Background Although segregation of systemic lupus erythematosus (SLE) and multiple sclerosis (MS) has been reported within families with multiple members affected with autoimmune diseases, coexistence of the two disorders in the same individual has only rarely been described.
Objectives To describe the clinical characteristics of patients fulfilling the criteria for both SLE and MS.
Methods We reviewed the medical records, laboratory and neuroimaging findings in six patients diagnosed with both SLE (ACR 1987 criteria) and MS (2010 revised McDonald criteria). Cases were identified from existing cohorts of patients with SLE (n = 728) and MS (n = 819), followed in the Departments of Rheumatology and Neurology, University of Crete.
Results All six patients were women, with an average age of SLE diagnosis at 44 years (Table), which is relatively higher from the usual age of disease onset. Antiphospholipid antibodies (aPLs) were present in two patients (33%), but none fulfilled criteria for antiphospholipid syndrome. In five patients, the diagnosis of SLE preceded the development of MS, in four of them with a time lag of ≤ 5 years (median 4 years, range from 2 to 16 years). Only one patient (case #2) had a long-standing (>20 years) history of relapsing-remitting MS (RRMS) before developing SLE. Clinical presentation of MS included spinal symptoms in five patients. All patients had mild SLE with cutaneous, mucosal and musculoskeletal manifestations, and only case #3 had history of pericarditis. Accordingly, therapeutic decisions were mainly guided by the severity of the neurological syndrome (Table). During median follow-up of 4 years (range 1-9 years), three patients remained stable and the remaining experienced gradual deterioration in their neurological status. SLE remained quiescent in all patients with standard immunomodulatory MS therapy.
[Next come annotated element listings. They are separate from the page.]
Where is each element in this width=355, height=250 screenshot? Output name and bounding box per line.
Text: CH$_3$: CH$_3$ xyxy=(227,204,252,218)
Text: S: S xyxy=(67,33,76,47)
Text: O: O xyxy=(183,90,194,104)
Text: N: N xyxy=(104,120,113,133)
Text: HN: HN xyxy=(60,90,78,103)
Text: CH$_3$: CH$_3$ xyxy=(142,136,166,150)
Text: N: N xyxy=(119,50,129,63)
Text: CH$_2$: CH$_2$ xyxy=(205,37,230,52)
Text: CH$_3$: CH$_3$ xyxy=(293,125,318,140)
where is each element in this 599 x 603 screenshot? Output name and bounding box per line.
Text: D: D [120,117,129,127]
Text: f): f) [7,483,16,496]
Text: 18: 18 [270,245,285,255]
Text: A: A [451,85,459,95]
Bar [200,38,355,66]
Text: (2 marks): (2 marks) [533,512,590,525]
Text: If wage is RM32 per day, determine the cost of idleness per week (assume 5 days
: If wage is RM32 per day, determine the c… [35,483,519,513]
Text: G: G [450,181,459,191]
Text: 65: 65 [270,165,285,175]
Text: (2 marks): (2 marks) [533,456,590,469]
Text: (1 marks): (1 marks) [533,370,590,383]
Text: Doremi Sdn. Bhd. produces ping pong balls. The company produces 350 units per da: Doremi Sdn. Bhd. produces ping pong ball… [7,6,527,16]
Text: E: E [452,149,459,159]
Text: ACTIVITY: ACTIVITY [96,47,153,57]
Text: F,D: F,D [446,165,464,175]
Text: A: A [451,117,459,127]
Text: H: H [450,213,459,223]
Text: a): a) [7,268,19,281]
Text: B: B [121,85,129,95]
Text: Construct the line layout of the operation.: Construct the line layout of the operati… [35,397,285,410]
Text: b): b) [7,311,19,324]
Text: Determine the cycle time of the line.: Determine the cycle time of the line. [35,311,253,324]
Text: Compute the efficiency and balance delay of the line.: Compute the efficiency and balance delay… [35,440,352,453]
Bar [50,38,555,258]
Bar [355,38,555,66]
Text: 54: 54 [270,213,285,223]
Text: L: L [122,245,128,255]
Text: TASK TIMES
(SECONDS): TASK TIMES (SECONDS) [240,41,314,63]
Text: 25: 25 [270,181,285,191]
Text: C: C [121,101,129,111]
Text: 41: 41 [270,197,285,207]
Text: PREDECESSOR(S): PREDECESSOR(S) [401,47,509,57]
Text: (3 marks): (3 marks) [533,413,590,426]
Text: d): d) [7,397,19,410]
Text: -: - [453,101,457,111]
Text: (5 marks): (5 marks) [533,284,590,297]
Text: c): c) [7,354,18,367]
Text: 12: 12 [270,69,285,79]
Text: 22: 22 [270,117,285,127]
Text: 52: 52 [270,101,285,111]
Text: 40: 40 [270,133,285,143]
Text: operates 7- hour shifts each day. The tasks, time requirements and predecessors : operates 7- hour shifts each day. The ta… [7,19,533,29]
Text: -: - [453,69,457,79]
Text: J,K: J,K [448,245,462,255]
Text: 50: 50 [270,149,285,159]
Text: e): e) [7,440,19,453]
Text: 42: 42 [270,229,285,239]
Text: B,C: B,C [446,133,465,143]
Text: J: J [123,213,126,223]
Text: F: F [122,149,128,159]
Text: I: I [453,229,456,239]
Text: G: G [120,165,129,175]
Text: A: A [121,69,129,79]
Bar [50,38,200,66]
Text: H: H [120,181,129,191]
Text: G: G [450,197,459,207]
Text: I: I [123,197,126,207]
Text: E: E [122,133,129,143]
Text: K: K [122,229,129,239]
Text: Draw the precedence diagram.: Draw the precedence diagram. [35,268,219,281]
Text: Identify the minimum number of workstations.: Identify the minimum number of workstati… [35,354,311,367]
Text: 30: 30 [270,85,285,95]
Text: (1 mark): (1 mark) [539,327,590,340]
Conclusions Although SLE and MS may have overlapping features, occurrence of patients fulfilling criteria for both diseases is rare, confirming microarray findings for distinct molecular signatures. In our cohort, SLE and MS co-existence was not associated with a severe phenotype for both entities. Longitudinal, larger cohorts in other ethnic groups are needed to further verify these findings.
Feng X, Reder NP, Yanamandala M, Hill A, Franek BS, Niewold TB, et al. Type I interferon signature is high in lupus and neuromyelitis optica but low in multiple sclerosis. J Neurol Sci. 2012 Feb 15; 313(1-2):48-53.